Our past research centered on the molecular and cellular basis of the infection by Listeria monocytogenes, a model pathogen for the study of the intracellular parasitism. L. monocytogenes is responsible for severe foodborne infections. This bacterium is characterized by its ability to cross three host barriers -the intestinal, blood-brain or feto-placental barriers- and to invade several cell types in which it multiplies. L. monocytogenes moves in the cytosol of infected cells and spreads from cell to cell using an original propelling process; i.e. cell actin polymerization at one pole of the bacteria.
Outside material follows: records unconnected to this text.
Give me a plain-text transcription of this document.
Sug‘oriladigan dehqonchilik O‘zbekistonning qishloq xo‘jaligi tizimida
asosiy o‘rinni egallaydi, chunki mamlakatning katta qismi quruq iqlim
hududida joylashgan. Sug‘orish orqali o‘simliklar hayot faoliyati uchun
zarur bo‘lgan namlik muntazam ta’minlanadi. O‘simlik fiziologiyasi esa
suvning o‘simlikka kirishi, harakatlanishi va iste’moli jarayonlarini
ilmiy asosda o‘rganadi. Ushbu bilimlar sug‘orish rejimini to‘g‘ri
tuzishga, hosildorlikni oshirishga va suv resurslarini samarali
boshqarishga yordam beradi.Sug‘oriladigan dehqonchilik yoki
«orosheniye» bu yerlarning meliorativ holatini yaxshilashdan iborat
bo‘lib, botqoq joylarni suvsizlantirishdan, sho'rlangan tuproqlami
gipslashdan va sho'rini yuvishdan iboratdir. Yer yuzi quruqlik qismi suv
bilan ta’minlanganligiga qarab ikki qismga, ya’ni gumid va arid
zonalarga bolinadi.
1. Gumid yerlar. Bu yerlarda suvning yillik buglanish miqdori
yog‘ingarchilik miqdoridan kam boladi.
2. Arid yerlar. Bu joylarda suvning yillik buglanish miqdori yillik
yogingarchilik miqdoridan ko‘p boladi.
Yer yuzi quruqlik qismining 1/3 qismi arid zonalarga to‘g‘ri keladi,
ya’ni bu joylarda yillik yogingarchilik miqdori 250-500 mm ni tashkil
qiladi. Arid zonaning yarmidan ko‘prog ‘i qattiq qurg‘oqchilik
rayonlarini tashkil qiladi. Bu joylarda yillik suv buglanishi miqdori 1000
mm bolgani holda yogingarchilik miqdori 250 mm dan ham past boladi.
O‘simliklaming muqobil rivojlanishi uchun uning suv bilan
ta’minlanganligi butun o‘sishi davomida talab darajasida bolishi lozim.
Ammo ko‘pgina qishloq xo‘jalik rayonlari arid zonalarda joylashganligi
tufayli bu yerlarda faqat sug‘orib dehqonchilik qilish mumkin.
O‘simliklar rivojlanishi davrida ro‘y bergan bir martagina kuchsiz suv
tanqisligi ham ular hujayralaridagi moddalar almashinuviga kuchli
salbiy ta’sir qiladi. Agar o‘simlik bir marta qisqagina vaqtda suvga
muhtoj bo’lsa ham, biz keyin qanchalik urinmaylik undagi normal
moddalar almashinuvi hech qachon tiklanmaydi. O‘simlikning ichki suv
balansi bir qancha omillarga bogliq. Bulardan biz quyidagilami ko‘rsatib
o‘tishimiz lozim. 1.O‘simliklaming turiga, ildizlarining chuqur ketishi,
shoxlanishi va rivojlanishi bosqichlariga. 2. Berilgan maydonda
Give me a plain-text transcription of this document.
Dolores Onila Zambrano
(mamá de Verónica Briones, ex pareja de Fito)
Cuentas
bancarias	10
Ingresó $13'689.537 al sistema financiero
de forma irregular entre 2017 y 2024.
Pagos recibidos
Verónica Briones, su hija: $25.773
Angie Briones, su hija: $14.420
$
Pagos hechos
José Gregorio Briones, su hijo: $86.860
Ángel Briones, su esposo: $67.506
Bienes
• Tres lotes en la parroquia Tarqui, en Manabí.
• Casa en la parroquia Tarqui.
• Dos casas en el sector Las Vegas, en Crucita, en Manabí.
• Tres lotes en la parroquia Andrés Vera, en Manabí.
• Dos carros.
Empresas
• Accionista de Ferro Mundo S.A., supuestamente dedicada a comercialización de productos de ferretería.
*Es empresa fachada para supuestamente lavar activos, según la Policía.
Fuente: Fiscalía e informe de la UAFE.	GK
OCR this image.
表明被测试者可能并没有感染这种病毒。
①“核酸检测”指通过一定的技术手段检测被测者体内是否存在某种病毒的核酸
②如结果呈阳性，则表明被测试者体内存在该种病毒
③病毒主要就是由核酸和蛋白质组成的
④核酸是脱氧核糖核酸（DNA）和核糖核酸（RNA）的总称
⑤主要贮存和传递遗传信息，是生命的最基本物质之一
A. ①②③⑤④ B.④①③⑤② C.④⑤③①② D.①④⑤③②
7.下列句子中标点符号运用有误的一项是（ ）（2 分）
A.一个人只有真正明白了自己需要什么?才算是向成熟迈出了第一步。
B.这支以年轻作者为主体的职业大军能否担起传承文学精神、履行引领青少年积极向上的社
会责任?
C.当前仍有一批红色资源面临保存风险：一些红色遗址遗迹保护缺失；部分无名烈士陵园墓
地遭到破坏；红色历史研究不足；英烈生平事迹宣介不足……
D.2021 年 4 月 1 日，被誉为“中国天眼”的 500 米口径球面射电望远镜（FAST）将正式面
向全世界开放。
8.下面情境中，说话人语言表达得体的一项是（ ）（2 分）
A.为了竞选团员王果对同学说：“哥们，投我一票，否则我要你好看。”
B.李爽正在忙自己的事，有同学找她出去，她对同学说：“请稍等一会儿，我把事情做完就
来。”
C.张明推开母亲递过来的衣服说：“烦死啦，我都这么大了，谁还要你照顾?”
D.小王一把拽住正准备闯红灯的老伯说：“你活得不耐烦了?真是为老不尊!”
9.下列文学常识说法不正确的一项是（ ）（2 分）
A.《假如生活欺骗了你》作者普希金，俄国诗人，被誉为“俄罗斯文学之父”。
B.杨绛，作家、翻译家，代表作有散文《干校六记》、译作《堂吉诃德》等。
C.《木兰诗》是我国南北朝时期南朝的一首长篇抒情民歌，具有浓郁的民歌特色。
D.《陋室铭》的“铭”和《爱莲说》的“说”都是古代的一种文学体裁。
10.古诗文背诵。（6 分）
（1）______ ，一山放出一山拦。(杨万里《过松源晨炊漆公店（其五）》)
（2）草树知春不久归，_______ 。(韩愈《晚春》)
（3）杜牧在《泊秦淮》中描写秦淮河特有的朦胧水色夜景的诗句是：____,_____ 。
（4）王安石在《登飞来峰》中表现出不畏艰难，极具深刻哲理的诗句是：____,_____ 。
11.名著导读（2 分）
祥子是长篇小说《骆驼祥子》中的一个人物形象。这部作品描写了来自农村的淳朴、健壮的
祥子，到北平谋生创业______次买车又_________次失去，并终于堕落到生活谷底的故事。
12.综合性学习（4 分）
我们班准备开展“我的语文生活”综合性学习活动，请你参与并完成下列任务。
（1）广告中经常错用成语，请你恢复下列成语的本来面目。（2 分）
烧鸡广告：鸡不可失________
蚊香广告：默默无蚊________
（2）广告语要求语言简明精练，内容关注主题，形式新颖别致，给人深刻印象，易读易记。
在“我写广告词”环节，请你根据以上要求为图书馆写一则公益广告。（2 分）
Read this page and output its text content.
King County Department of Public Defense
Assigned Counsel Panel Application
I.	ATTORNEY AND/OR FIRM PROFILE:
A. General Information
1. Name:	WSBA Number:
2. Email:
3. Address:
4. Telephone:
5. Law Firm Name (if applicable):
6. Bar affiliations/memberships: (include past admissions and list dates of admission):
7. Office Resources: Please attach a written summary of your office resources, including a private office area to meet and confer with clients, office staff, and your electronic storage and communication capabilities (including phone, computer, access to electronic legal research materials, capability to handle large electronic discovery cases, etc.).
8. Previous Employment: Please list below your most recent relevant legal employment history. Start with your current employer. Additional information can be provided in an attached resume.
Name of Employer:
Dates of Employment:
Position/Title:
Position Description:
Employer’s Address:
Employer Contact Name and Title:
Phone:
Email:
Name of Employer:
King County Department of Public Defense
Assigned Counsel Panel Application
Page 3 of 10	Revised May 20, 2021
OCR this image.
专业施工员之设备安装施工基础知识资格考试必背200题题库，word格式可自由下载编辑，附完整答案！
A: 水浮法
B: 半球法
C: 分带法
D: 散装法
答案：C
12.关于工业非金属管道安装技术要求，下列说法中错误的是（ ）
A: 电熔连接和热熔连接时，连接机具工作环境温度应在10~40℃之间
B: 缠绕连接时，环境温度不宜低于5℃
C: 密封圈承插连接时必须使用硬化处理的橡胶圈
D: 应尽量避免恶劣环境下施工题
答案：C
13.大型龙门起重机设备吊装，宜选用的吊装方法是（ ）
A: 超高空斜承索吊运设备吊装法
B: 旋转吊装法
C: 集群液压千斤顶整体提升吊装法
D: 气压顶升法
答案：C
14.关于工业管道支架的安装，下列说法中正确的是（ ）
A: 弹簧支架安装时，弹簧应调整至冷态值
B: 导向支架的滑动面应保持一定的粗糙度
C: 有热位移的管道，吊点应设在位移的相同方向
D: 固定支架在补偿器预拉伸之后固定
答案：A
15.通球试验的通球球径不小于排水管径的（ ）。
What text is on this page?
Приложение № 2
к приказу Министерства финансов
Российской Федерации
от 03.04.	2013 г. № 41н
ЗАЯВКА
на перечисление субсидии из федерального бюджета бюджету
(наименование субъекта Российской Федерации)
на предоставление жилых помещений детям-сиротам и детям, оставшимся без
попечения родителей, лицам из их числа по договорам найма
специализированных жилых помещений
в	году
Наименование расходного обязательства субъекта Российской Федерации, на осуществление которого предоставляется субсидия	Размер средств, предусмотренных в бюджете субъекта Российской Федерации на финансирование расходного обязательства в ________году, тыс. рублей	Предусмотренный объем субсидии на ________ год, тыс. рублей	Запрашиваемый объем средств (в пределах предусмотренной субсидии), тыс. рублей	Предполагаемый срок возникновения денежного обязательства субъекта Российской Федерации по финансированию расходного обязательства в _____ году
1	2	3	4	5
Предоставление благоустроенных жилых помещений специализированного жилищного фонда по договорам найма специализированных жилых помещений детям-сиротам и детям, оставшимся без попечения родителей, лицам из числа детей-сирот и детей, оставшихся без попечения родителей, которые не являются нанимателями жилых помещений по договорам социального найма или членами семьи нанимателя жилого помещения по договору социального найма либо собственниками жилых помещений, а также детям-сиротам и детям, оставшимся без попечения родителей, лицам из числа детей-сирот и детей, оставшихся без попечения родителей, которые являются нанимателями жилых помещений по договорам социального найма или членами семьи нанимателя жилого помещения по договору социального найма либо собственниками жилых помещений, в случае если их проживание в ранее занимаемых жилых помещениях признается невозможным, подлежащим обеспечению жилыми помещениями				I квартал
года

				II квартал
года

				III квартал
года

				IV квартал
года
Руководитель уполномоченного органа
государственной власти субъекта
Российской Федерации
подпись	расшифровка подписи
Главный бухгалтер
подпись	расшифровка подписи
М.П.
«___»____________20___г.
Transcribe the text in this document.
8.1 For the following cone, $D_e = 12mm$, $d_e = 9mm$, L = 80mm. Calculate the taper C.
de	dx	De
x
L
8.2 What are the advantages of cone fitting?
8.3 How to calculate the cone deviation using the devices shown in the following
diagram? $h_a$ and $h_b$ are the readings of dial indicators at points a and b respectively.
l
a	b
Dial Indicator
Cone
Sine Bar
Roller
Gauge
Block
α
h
Our most recent activity focussed on:
- The identification and characterization of new non-coding RNAs involved in virulence, as well as new RNA-mediated regulations;
- The investigation of new molecular pathways involved in bacterial entry into host cells and cell-to-cell spread;
- Organelle dynamics during infection;
- The systematic analysis of post-translational modifications of host molecules during infection, in particular SUMOylation;
- Chromatin remodeling upon infection;
- The characterization of new bacterial virulence factors identified by post-genomic approaches or by their effect on cellular responses;
- In-depth understanding of the intestinal phase of the L. monocytogenes infection by analyzing the impact of commensals on L. monocytogenes growth and the bacterial effect on the intestinal tissue.
In many of these research themes, we try to generalize our findings to other bacterial models.